Незаметно наступил веселый март (в тот год Великий пост был поздний[28]). На углу Кондотти продавали прелестные букеты фиалок и камелий, но желающие поразить красоток на Корсо более редкостными цветами могли добыть их без труда. С балкона российского посольства (все посольские дворцы в Риме снабжены балконами) каждой хорошенькой девушке, медленно проезжавшей внизу в открытой коляске, бросали милые легкие подарки, хотя по справедливости оценить внешность девицы мешало белое домино и маска из металлической сетки, которую она держала перед лицом, чтобы защитить себя от града увесистых конфетти[29], иначе какой-нибудь метко пущенный лайм мог оставить ее без глаза. Миссис Форбс, как полагается всякой уважающей себя богатой англичанке, арендовала на время праздника собственный балкон. Ее дочери запаслись огромной корзиной букетов, дабы сверху обстреливать ими знакомых в уличной толпе; на столе горкой лежали мокколетти, восковые свечи разной длины и толщины: начинался последний вечер карнавала, и с наступлением темноты каждый должен будет зажечь свечу и постараться как можно дольше не дать другим загасить ее. Празднество было в разгаре, толпа неистовствовала, и только рядами сидевшие вдоль дороги крестьяне-контадини сохраняли величавую неподвижность, словно римские сенаторы (уж не их ли далекие предки?) при встрече с галльскими полчищами Бренна[30]. Маски и белые домино; респектабельные иностранцы и городской сброд; еле-еле ползущие вперед экипажи; ливни цветов, к этому часу уже поникших; шум, крик, толчея – всеобщее дикое перевозбуждение того и гляди прорвется всплесками беспричинной ярости.

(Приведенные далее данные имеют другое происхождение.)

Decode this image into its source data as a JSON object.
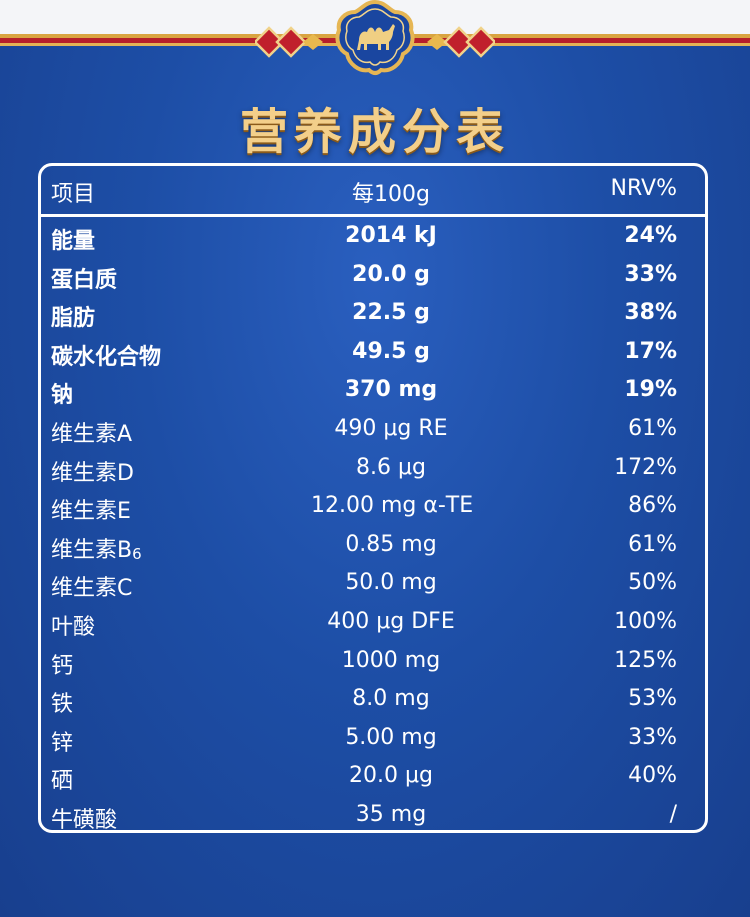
{
  "title": "营养成分表",
  "colors": {
    "background": "#1d4ea6",
    "title": "#f3cf8a",
    "accent_red": "#b61f2a",
    "accent_gold": "#d9a441"
  },
  "icons": {
    "emblem": "camel-emblem-icon",
    "ornament": "red-diamond-ornament-icon"
  },
  "table": {
    "headers": {
      "item": "项目",
      "per100g": "每100g",
      "nrv": "NRV%"
    },
    "rows": [
      {
        "item": "能量",
        "value": "2014 kJ",
        "nrv": "24%"
      },
      {
        "item": "蛋白质",
        "value": "20.0 g",
        "nrv": "33%"
      },
      {
        "item": "脂肪",
        "value": "22.5 g",
        "nrv": "38%"
      },
      {
        "item": "碳水化合物",
        "value": "49.5 g",
        "nrv": "17%"
      },
      {
        "item": "钠",
        "value": "370 mg",
        "nrv": "19%"
      },
      {
        "item": "维生素A",
        "value": "490 μg RE",
        "nrv": "61%"
      },
      {
        "item": "维生素D",
        "value": "8.6 μg",
        "nrv": "172%"
      },
      {
        "item": "维生素E",
        "value": "12.00 mg α-TE",
        "nrv": "86%"
      },
      {
        "item": "维生素B",
        "item_sub": "6",
        "value": "0.85 mg",
        "nrv": "61%"
      },
      {
        "item": "维生素C",
        "value": "50.0 mg",
        "nrv": "50%"
      },
      {
        "item": "叶酸",
        "value": "400 μg DFE",
        "nrv": "100%"
      },
      {
        "item": "钙",
        "value": "1000 mg",
        "nrv": "125%"
      },
      {
        "item": "铁",
        "value": "8.0 mg",
        "nrv": "53%"
      },
      {
        "item": "锌",
        "value": "5.00 mg",
        "nrv": "33%"
      },
      {
        "item": "硒",
        "value": "20.0 μg",
        "nrv": "40%"
      },
      {
        "item": "牛磺酸",
        "value": "35 mg",
        "nrv": "/"
      }
    ]
  }
}
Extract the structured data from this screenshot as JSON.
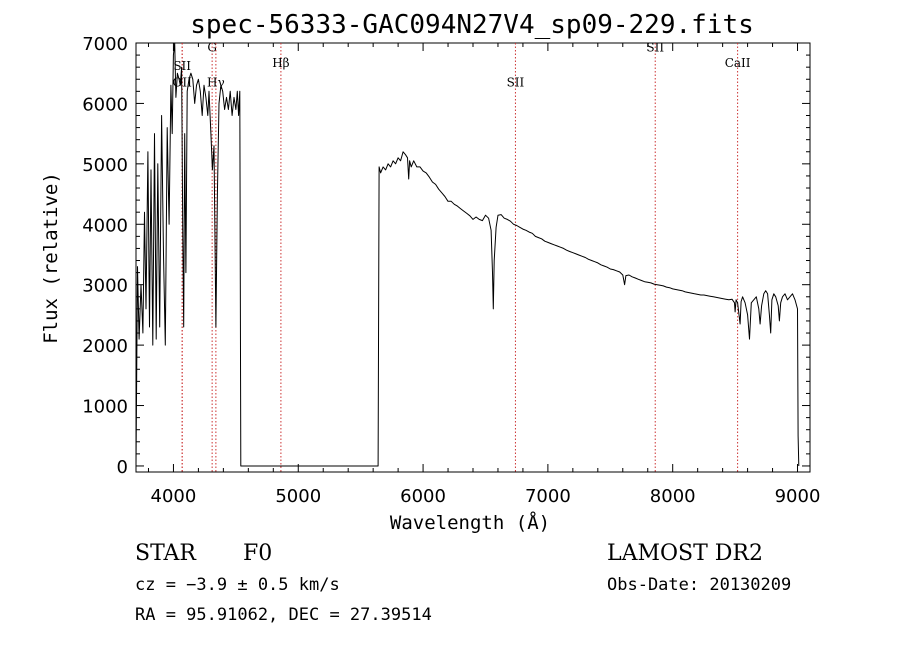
{
  "chart_data": {
    "type": "line",
    "title": "spec-56333-GAC094N27V4_sp09-229.fits",
    "xlabel": "Wavelength (Å)",
    "ylabel": "Flux (relative)",
    "xlim": [
      3700,
      9100
    ],
    "ylim": [
      -100,
      7000
    ],
    "x_ticks": [
      4000,
      5000,
      6000,
      7000,
      8000,
      9000
    ],
    "y_ticks": [
      0,
      1000,
      2000,
      3000,
      4000,
      5000,
      6000,
      7000
    ],
    "grid": false,
    "line_colors": {
      "spectrum": "#000000",
      "markers": "#cc3333"
    },
    "lines": [
      {
        "label": "OII",
        "x": 4070,
        "label_y": 6280
      },
      {
        "label": "SII",
        "x": 4070,
        "label_y": 6550
      },
      {
        "label": "G",
        "x": 4310,
        "label_y": 6860
      },
      {
        "label": "Hγ",
        "x": 4340,
        "label_y": 6280
      },
      {
        "label": "Hβ",
        "x": 4861,
        "label_y": 6600
      },
      {
        "label": "SII",
        "x": 6740,
        "label_y": 6280
      },
      {
        "label": "SII",
        "x": 7860,
        "label_y": 6860
      },
      {
        "label": "CaII",
        "x": 8520,
        "label_y": 6600
      }
    ],
    "series": [
      {
        "values": [
          [
            3700,
            0
          ],
          [
            3712,
            3300
          ],
          [
            3725,
            2100
          ],
          [
            3740,
            3000
          ],
          [
            3755,
            2200
          ],
          [
            3768,
            4200
          ],
          [
            3780,
            2600
          ],
          [
            3795,
            5200
          ],
          [
            3808,
            2300
          ],
          [
            3820,
            4900
          ],
          [
            3835,
            2000
          ],
          [
            3848,
            5500
          ],
          [
            3862,
            2100
          ],
          [
            3875,
            5000
          ],
          [
            3890,
            2300
          ],
          [
            3905,
            5800
          ],
          [
            3920,
            3500
          ],
          [
            3935,
            2000
          ],
          [
            3950,
            5600
          ],
          [
            3965,
            4000
          ],
          [
            3980,
            6300
          ],
          [
            3990,
            5500
          ],
          [
            4000,
            6800
          ],
          [
            4010,
            7000
          ],
          [
            4020,
            6100
          ],
          [
            4032,
            6500
          ],
          [
            4045,
            6400
          ],
          [
            4055,
            6300
          ],
          [
            4065,
            6600
          ],
          [
            4075,
            3800
          ],
          [
            4082,
            2300
          ],
          [
            4090,
            5500
          ],
          [
            4100,
            3200
          ],
          [
            4110,
            6200
          ],
          [
            4125,
            6400
          ],
          [
            4140,
            6500
          ],
          [
            4155,
            6400
          ],
          [
            4170,
            6000
          ],
          [
            4185,
            6300
          ],
          [
            4200,
            6400
          ],
          [
            4215,
            6200
          ],
          [
            4230,
            5800
          ],
          [
            4245,
            6300
          ],
          [
            4260,
            6100
          ],
          [
            4275,
            5800
          ],
          [
            4285,
            6200
          ],
          [
            4300,
            5500
          ],
          [
            4312,
            4900
          ],
          [
            4325,
            5300
          ],
          [
            4340,
            2300
          ],
          [
            4352,
            4500
          ],
          [
            4365,
            6000
          ],
          [
            4380,
            6300
          ],
          [
            4395,
            6200
          ],
          [
            4410,
            5900
          ],
          [
            4425,
            6100
          ],
          [
            4440,
            5900
          ],
          [
            4455,
            6200
          ],
          [
            4470,
            5800
          ],
          [
            4485,
            6100
          ],
          [
            4500,
            5900
          ],
          [
            4512,
            6200
          ],
          [
            4522,
            5800
          ],
          [
            4532,
            6200
          ],
          [
            4540,
            0
          ],
          [
            5640,
            0
          ],
          [
            5648,
            4950
          ],
          [
            5660,
            4850
          ],
          [
            5680,
            4950
          ],
          [
            5700,
            4900
          ],
          [
            5720,
            5000
          ],
          [
            5740,
            4950
          ],
          [
            5760,
            5050
          ],
          [
            5780,
            5000
          ],
          [
            5800,
            5100
          ],
          [
            5820,
            5050
          ],
          [
            5840,
            5200
          ],
          [
            5860,
            5150
          ],
          [
            5875,
            5100
          ],
          [
            5885,
            4750
          ],
          [
            5892,
            5050
          ],
          [
            5905,
            4950
          ],
          [
            5925,
            5050
          ],
          [
            5950,
            4950
          ],
          [
            5975,
            4950
          ],
          [
            6000,
            4880
          ],
          [
            6025,
            4850
          ],
          [
            6050,
            4780
          ],
          [
            6075,
            4700
          ],
          [
            6100,
            4660
          ],
          [
            6125,
            4580
          ],
          [
            6150,
            4520
          ],
          [
            6175,
            4460
          ],
          [
            6200,
            4380
          ],
          [
            6225,
            4380
          ],
          [
            6250,
            4330
          ],
          [
            6275,
            4300
          ],
          [
            6300,
            4260
          ],
          [
            6325,
            4220
          ],
          [
            6350,
            4180
          ],
          [
            6375,
            4140
          ],
          [
            6400,
            4080
          ],
          [
            6425,
            4120
          ],
          [
            6450,
            4080
          ],
          [
            6475,
            4060
          ],
          [
            6500,
            4150
          ],
          [
            6525,
            4100
          ],
          [
            6545,
            3900
          ],
          [
            6556,
            3200
          ],
          [
            6563,
            2600
          ],
          [
            6570,
            3400
          ],
          [
            6585,
            3950
          ],
          [
            6600,
            4150
          ],
          [
            6625,
            4160
          ],
          [
            6650,
            4100
          ],
          [
            6675,
            4080
          ],
          [
            6700,
            4050
          ],
          [
            6725,
            4000
          ],
          [
            6750,
            3980
          ],
          [
            6775,
            3950
          ],
          [
            6800,
            3920
          ],
          [
            6825,
            3900
          ],
          [
            6850,
            3870
          ],
          [
            6875,
            3850
          ],
          [
            6900,
            3800
          ],
          [
            6925,
            3780
          ],
          [
            6950,
            3760
          ],
          [
            6975,
            3720
          ],
          [
            7000,
            3700
          ],
          [
            7025,
            3680
          ],
          [
            7050,
            3660
          ],
          [
            7075,
            3640
          ],
          [
            7100,
            3620
          ],
          [
            7125,
            3600
          ],
          [
            7150,
            3570
          ],
          [
            7175,
            3550
          ],
          [
            7200,
            3530
          ],
          [
            7225,
            3510
          ],
          [
            7250,
            3490
          ],
          [
            7275,
            3470
          ],
          [
            7300,
            3450
          ],
          [
            7325,
            3420
          ],
          [
            7350,
            3400
          ],
          [
            7375,
            3380
          ],
          [
            7400,
            3360
          ],
          [
            7425,
            3330
          ],
          [
            7450,
            3310
          ],
          [
            7475,
            3290
          ],
          [
            7500,
            3260
          ],
          [
            7525,
            3250
          ],
          [
            7550,
            3230
          ],
          [
            7575,
            3210
          ],
          [
            7600,
            3160
          ],
          [
            7615,
            3000
          ],
          [
            7625,
            3150
          ],
          [
            7650,
            3160
          ],
          [
            7675,
            3130
          ],
          [
            7700,
            3110
          ],
          [
            7725,
            3090
          ],
          [
            7750,
            3070
          ],
          [
            7775,
            3050
          ],
          [
            7800,
            3040
          ],
          [
            7825,
            3030
          ],
          [
            7850,
            3010
          ],
          [
            7875,
            3000
          ],
          [
            7900,
            2990
          ],
          [
            7925,
            2980
          ],
          [
            7950,
            2960
          ],
          [
            7975,
            2950
          ],
          [
            8000,
            2930
          ],
          [
            8025,
            2920
          ],
          [
            8050,
            2910
          ],
          [
            8075,
            2900
          ],
          [
            8100,
            2880
          ],
          [
            8125,
            2870
          ],
          [
            8150,
            2860
          ],
          [
            8175,
            2850
          ],
          [
            8200,
            2840
          ],
          [
            8225,
            2830
          ],
          [
            8250,
            2830
          ],
          [
            8275,
            2820
          ],
          [
            8300,
            2810
          ],
          [
            8325,
            2800
          ],
          [
            8350,
            2790
          ],
          [
            8375,
            2780
          ],
          [
            8400,
            2770
          ],
          [
            8425,
            2760
          ],
          [
            8450,
            2750
          ],
          [
            8475,
            2760
          ],
          [
            8495,
            2700
          ],
          [
            8500,
            2550
          ],
          [
            8508,
            2750
          ],
          [
            8520,
            2700
          ],
          [
            8540,
            2350
          ],
          [
            8548,
            2720
          ],
          [
            8560,
            2800
          ],
          [
            8580,
            2700
          ],
          [
            8600,
            2500
          ],
          [
            8615,
            2100
          ],
          [
            8630,
            2700
          ],
          [
            8650,
            2750
          ],
          [
            8670,
            2800
          ],
          [
            8690,
            2600
          ],
          [
            8700,
            2350
          ],
          [
            8712,
            2650
          ],
          [
            8730,
            2850
          ],
          [
            8745,
            2900
          ],
          [
            8760,
            2850
          ],
          [
            8775,
            2500
          ],
          [
            8785,
            2200
          ],
          [
            8795,
            2750
          ],
          [
            8810,
            2850
          ],
          [
            8825,
            2800
          ],
          [
            8845,
            2650
          ],
          [
            8855,
            2400
          ],
          [
            8865,
            2700
          ],
          [
            8880,
            2800
          ],
          [
            8900,
            2850
          ],
          [
            8920,
            2750
          ],
          [
            8940,
            2800
          ],
          [
            8960,
            2850
          ],
          [
            8980,
            2750
          ],
          [
            9000,
            2600
          ],
          [
            9005,
            500
          ],
          [
            9010,
            0
          ]
        ]
      }
    ]
  },
  "footer": {
    "object_class": "STAR",
    "subclass": "F0",
    "survey": "LAMOST DR2",
    "redshift": "cz = −3.9 ± 0.5 km/s",
    "obs_date": "Obs-Date: 20130209",
    "coords": "RA =  95.91062, DEC =  27.39514"
  }
}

Девицы Форбс уступили место у окна своей матери и Элеоноре, и те с опасливым изумлением воззрились на безумную, разноцветную, колышущуюся толпу, в которой неожиданно мелькнуло знакомое лицо: джентльмен взглянул наверх и улыбнулся, вероятно узнав их. «Как мне попасть к вам?» – по-английски крикнул он голосом каноника Ливингстона и нырнул под балкон. Прошло несколько минут, прежде чем он предстал перед ними и на него обрушился восторженный шквал приветствий: все были счастливы видеть здесь ист-честерского гостя.
– Когда вы прибыли? Где остановились? Как жаль, что не приехали раньше! Мы совсем отстали от новостей, скорей рассказывайте! Уже три недели не получаем писем, паромы ходят так нерегулярно из-за штормов!